Oh I feel for you, but we did it the other way round. Bought a house, my in laws came with because we were building them a place to live in the garden (its bigger than it sounds!) I love them both dearly but I had a very different upbringing to my husband, we had space and privacy, which is something they dont get. Luckily they are in the annex now but that was a LOOOOONG 2 years. You've got this, the moods will pass and MIL will be back to normal. You have two choices, keep out of the way, or say to her that you're there is she needs you, the latter has worked better for me in the past.

CharlieTangoBanana · 01/09/2020 23:38

Buy her some flowers, if she's feeling a bit overwhelmed by being a good host she will really appreciate it

AskingforaBaskin · 02/09/2020 00:56

What's she doing that makes you think she's moody?

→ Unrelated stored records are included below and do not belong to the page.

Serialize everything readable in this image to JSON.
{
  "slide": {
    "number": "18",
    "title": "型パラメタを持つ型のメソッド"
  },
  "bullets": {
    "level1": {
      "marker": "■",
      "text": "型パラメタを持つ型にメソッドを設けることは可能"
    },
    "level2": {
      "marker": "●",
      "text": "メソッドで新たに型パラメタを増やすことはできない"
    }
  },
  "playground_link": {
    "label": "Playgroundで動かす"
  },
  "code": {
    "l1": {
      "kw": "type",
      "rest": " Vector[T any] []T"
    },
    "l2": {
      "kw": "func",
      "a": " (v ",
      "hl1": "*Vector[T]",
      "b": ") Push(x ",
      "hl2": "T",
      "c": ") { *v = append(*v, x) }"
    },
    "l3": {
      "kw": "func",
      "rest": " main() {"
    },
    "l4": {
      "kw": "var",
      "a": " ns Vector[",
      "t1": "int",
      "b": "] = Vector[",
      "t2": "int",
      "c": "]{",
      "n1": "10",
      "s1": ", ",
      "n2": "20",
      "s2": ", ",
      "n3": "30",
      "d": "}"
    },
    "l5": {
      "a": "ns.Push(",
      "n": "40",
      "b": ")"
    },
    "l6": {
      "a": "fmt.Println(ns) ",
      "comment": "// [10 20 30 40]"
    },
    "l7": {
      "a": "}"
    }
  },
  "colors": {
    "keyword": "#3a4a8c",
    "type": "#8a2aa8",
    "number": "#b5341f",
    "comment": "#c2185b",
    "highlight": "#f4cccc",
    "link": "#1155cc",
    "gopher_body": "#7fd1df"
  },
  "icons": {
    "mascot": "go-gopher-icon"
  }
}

I am constantly being accused of 'moodiness' when I'm just....existing

Luckily my husband is very used to me and assures people I'm not in a mood that it is just how my face is and that I have nothing to say.

AskingforaBaskin · 02/09/2020 00:57

But also I would rather complete Dante's entire trip through the inferno rather than stay with relatives for 3 weeks.

LadyMinerva · 02/09/2020 01:23

Meh, 3 weeks will be over before you know. I lived with mine for 2 years whilst our home was being built.

Just keep to yourself as much as you can and say as little as possible.

LadyMinerva · 02/09/2020 01:25

@ASKINGFORABASKIN I hear you.. The joys of RBF!

'why are you so angry'? 'what's wrong'?

NOTHING, IT'S JUST MY FACE!!!

Serenity45 · 02/09/2020 01:34

We managed 6 weeks at PIL when we were between houses and our stuff was in storage. Incredibly kind of them and we managed OK...but...we moved into our empty property with an airbed 2 weeks early. It was that or my DH may well have smothered them in their sleep Grin

onlinelinda · 02/09/2020 07:40

I think the key thing is to help around the house and make sure you are not creating her extra work or shopping. Or costing them
More than they can afford.

Twizbe · 02/09/2020 07:44

I feel you. We've just moved in with my PIL while our house is renovated. We're going to be here for at least 3 months .... it's hard at first and it takes a while to adjust and settle into the new routine.

We've made it clear that my MIL doesn't have to host us and we keep everywhere tidy and do our own cleaning.

It does get easier

AliTheMinx · 02/09/2020 08:59

I find house guests exhausting - no matter who they are or how long they are staying. I can just never fully relax. I agree with PPs. Try to give PIL a little space and understand that quiet time is fine.

Redcups64 · 02/09/2020 09:08

It’s hard to live with people, even if you love them, that’s normal.

She could be in a mood for any reason, it’s ok to not always be upbeat. I’d pop to the shop and buy her some flowers...people love flowers!!